History of the cursed Hope Diamond

The Hope Diamond is one of the most fascinating jewels in the world, with ownership records dating back almost four centuries, this piece of jewellery has an abundance of stories to tell.

The diamond’s much sought-after rare blue colour is due to trace amounts of boron atoms, weighing at 45.52 carats, its remarkable size has led to new findings about the formation of gemstones. The diamond has been compared in size and shape to a pigeon egg or a walnut. With the colour being described as “fancy dark greyish-blue” as well as being “dark blue in color”] or having a “steely-blue” color. Despite this people often speak of the red glow the diamond emits.

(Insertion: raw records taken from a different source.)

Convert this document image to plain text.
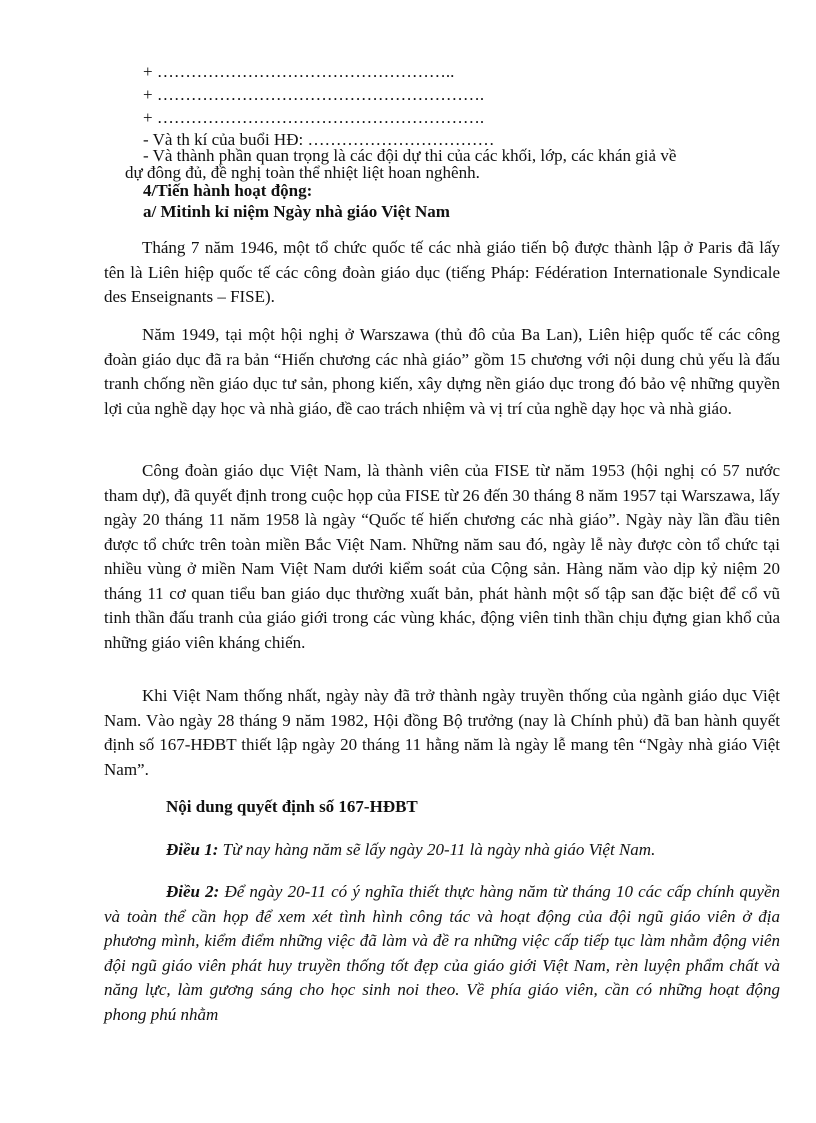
+ ……………………………………………..
+ ………………………………………………….
+ ………………………………………………….
- Và th kí của buổi HĐ: ……………………………
- Và thành phần quan trọng là các đội dự thi của các khối, lớp, các khán giả về
dự đông đủ, đề nghị toàn thể nhiệt liệt hoan nghênh.
4/Tiến hành hoạt động:
a/ Mitinh kỉ niệm Ngày nhà giáo Việt Nam
Tháng 7 năm 1946, một tổ chức quốc tế các nhà giáo tiến bộ được thành lập ở Paris đã lấy tên là Liên hiệp quốc tế các công đoàn giáo dục (tiếng Pháp: Fédération Internationale Syndicale des Enseignants – FISE).
Năm 1949, tại một hội nghị ở Warszawa (thủ đô của Ba Lan), Liên hiệp quốc tế các công đoàn giáo dục đã ra bản “Hiến chương các nhà giáo” gồm 15 chương với nội dung chủ yếu là đấu tranh chống nền giáo dục tư sản, phong kiến, xây dựng nền giáo dục trong đó bảo vệ những quyền lợi của nghề dạy học và nhà giáo, đề cao trách nhiệm và vị trí của nghề dạy học và nhà giáo.
Công đoàn giáo dục Việt Nam, là thành viên của FISE từ năm 1953 (hội nghị có 57 nước tham dự), đã quyết định trong cuộc họp của FISE từ 26 đến 30 tháng 8 năm 1957 tại Warszawa, lấy ngày 20 tháng 11 năm 1958 là ngày “Quốc tế hiến chương các nhà giáo”. Ngày này lần đầu tiên được tổ chức trên toàn miền Bắc Việt Nam. Những năm sau đó, ngày lễ này được còn tổ chức tại nhiều vùng ở miền Nam Việt Nam dưới kiểm soát của Cộng sản. Hàng năm vào dịp kỷ niệm 20 tháng 11 cơ quan tiểu ban giáo dục thường xuất bản, phát hành một số tập san đặc biệt để cổ vũ tinh thần đấu tranh của giáo giới trong các vùng khác, động viên tinh thần chịu đựng gian khổ của những giáo viên kháng chiến.
Khi Việt Nam thống nhất, ngày này đã trở thành ngày truyền thống của ngành giáo dục Việt Nam. Vào ngày 28 tháng 9 năm 1982, Hội đồng Bộ trưởng (nay là Chính phủ) đã ban hành quyết định số 167-HĐBT thiết lập ngày 20 tháng 11 hằng năm là ngày lễ mang tên “Ngày nhà giáo Việt Nam”.
Nội dung quyết định số 167-HĐBT
Điều 1: Từ nay hàng năm sẽ lấy ngày 20-11 là ngày nhà giáo Việt Nam.
Điều 2: Để ngày 20-11 có ý nghĩa thiết thực hàng năm từ tháng 10 các cấp chính quyền và toàn thể cần họp để xem xét tình hình công tác và hoạt động của đội ngũ giáo viên ở địa phương mình, kiểm điểm những việc đã làm và đề ra những việc cấp tiếp tục làm nhằm động viên đội ngũ giáo viên phát huy truyền thống tốt đẹp của giáo giới Việt Nam, rèn luyện phẩm chất và năng lực, làm gương sáng cho học sinh noi theo. Về phía giáo viên, cần có những hoạt động phong phú nhằm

The jewel is believed to have originated in India, where the original stone was purchased in 1666 by French gem merchant Jean-Baptiste Tavernier. Tavernier was cut and yielded in the French Blue, which Tavernier later sold to King Louis XIV in 1668.

The Hope Diamond was stolen in 1791 and was recut, with the largest section acquiring its ‘Hope’ name when it appeared in the catalogue of a gem collection owned by a London banking family called Hope in 1839.

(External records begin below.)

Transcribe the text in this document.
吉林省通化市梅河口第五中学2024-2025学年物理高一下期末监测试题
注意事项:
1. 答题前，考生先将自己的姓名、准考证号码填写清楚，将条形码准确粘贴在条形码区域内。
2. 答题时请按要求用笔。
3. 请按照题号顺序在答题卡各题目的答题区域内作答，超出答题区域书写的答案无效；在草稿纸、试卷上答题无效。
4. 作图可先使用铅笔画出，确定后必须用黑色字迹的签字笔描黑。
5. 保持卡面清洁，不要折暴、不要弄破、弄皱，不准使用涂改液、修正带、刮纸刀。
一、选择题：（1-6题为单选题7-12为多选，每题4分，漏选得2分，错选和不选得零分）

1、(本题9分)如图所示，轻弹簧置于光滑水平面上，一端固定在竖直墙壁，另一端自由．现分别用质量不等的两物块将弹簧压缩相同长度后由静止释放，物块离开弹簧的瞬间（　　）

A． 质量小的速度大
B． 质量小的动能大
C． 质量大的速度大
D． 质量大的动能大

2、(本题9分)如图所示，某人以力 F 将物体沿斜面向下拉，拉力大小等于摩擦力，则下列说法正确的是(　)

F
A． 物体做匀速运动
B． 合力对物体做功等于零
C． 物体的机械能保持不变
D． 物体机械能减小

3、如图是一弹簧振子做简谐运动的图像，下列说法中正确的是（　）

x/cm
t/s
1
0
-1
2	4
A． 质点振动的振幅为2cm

The diamond changed hands numerous times in the years that followed, it was eventually sold to Washington socialite Evalyn Walsh McLean, who was often seen sporting the fine jewel.

It was purchased again in 1949 by New York gem merchant Harry Winston, who toured it for a number of years before donating it to the National Museum of Natural History of the United States in 1958, where it has since remained on a permanent exhibition.

The Hope Diamond has been surrounded by mythology for hundreds of years. It is said to be a reputed ‘curse’ that will bring misfortune and tragedy to persons who own it or wear it. It is thought that such stories were fabricated to enhance the stones’ mystery and appeal, since increased publicity normally raised a gem’s value.

According to accounts in the late nineteenth and early twentieth century, the original form of the Hope Diamond was stolen from the eye of a sculpted statue of the goddess Sita, the wife of Rama , the seventh Avatar of Vishnu. However, much like the ‘curse of Tutankhamun’, this general type of legend was most likely the invention of Western commentators during the Victorian era. It fueled speculation that humans possessing the gemstone were fated to have bad luck of varying vearcity.

There is evidence of several newspaper accounts which helped spread the curse story. A New Zealand newspaper article in 1888 described the supposedly cursed history of the Hope Diamond, including a claim it was said “once to have formed the single eye of a great idol”, as part of a confused description that also claimed its namesake owner had personally brought it from India.

The mainstream view is that these accounts are specious and not to be taken too seriously since there are few, if any, independent confirmations to back them up. Despite doubts being cast about the ‘curse’ of this Diamond, there are no doubts to be made about its striking beauty and rich history.